I'm reading Patricia Carpenter's "Musical Form Regained," which is a response to an article I haven't read by Joan Stambaugh called "Music as a Temporal Form."
I'm going to skip almost all the particulars; they're quite specific to Stambaugh's article and as such not worth engaging without recourse to the earlier paper. I do want to pause on one idea Carpenter alludes to. It's fairly novel, and perhaps, from most folk's point of view, worth remarking upon at all, but it is a useful reminder, and I like it for that.
Stambaugh, it would seem, has arrived at a theory of music in which form is achieved through pure materiality. The feminist in me impulsively rejoices: in the Platonic system, matter is the always already subordinate, playing the part of the silenced domestic matron (whose etymological root is surely not coincidental), while the double pincers of form and content dominate the spoken domain. A theory of music as purely material, or even as totally subordinating form to matter, is alluring (shades of Kristeva make one balk).

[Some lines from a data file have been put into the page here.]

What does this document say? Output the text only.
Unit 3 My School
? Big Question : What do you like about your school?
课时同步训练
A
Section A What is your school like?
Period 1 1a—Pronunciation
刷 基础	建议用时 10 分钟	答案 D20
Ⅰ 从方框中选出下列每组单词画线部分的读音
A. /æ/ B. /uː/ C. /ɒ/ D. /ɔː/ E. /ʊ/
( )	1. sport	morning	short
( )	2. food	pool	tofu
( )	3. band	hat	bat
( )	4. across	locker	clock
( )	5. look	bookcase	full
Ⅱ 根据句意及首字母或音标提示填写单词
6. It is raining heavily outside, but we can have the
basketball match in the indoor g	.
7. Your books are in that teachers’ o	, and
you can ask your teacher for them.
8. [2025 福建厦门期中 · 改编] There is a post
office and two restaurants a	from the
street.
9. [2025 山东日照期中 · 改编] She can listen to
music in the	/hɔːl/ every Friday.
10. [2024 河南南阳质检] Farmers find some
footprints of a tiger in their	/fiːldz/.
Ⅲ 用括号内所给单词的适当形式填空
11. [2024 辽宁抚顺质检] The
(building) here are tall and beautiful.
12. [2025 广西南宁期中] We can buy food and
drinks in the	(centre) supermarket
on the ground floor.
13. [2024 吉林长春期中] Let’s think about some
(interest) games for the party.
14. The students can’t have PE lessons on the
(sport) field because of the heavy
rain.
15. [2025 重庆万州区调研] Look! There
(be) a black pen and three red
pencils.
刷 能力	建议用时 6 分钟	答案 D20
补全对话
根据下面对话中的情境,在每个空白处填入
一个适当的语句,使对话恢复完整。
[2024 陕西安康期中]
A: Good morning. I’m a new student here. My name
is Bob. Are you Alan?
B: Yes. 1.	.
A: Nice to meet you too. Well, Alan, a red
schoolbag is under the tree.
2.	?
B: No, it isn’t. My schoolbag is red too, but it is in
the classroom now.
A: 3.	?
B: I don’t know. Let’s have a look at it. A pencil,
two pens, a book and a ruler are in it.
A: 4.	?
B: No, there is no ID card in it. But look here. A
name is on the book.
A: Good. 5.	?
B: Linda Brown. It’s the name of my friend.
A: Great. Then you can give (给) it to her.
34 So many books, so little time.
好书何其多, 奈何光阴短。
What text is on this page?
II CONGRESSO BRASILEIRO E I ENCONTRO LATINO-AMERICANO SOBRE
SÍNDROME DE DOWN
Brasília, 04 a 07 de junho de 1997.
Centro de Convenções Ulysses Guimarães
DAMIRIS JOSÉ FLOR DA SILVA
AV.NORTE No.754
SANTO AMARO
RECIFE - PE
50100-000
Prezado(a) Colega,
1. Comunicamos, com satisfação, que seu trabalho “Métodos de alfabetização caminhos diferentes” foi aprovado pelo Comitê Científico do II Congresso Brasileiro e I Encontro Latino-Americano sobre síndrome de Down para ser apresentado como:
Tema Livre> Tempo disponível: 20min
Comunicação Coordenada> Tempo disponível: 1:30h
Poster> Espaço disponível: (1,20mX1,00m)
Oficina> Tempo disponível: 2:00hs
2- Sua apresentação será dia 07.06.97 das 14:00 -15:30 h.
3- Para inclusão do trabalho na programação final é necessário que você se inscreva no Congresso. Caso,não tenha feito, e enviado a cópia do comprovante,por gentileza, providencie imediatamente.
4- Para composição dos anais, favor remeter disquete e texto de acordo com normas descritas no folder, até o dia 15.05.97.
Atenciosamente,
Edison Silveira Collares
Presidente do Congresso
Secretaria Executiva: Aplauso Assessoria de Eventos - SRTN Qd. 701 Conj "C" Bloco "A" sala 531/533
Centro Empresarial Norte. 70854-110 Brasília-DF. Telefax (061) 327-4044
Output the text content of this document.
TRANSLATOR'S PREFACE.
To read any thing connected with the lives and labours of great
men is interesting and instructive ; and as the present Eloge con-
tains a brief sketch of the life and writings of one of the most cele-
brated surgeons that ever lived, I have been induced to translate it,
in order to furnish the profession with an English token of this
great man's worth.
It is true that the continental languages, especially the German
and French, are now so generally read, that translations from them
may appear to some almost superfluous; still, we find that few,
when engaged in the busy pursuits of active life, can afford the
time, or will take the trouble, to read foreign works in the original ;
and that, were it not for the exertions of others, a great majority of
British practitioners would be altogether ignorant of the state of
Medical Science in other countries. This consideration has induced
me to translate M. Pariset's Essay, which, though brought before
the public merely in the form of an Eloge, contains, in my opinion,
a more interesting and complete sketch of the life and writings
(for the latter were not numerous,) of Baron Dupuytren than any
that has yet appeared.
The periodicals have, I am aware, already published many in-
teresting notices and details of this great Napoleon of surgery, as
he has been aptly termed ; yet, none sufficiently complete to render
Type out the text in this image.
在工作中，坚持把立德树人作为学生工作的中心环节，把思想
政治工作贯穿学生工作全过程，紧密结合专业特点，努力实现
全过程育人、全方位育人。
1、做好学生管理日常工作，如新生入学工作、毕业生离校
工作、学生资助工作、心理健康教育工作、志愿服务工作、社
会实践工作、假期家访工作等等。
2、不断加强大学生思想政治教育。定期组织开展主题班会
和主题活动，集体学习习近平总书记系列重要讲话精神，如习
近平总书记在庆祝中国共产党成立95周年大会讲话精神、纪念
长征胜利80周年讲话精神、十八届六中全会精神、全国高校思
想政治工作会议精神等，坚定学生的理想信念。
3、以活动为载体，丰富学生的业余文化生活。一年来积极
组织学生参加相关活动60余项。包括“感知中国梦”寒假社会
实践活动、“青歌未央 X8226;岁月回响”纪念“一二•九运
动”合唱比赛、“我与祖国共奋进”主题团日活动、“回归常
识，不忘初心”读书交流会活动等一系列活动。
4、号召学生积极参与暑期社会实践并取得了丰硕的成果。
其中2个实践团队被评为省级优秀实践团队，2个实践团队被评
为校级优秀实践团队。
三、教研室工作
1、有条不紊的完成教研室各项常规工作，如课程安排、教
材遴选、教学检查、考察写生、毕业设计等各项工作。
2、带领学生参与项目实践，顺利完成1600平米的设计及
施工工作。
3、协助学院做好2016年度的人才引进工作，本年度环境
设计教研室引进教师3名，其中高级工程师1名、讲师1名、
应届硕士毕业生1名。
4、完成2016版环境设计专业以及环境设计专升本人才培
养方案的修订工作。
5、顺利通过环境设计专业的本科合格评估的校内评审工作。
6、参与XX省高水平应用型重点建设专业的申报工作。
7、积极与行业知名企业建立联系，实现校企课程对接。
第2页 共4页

But Carpenter chides Stambaugh for overreaching. "But as a picture of music, it is one-sided: form, structure, and objectivity are slighted." (37) This is not a reactionary rebellion against giving matter its due, but a reminder that matter cannot be given the place of form at the total expense of the latter. Reversing the imbalance is not the same as redressing. In Irigaray's terms, the feminist project is not, cannot be, about replacing a phallocratic system with a gynocratic one.
Let's be sure: Carpenter is not talking about feminism, but only aesthetics and philosophy. I'm over-reading as a way to remind myself against extremism.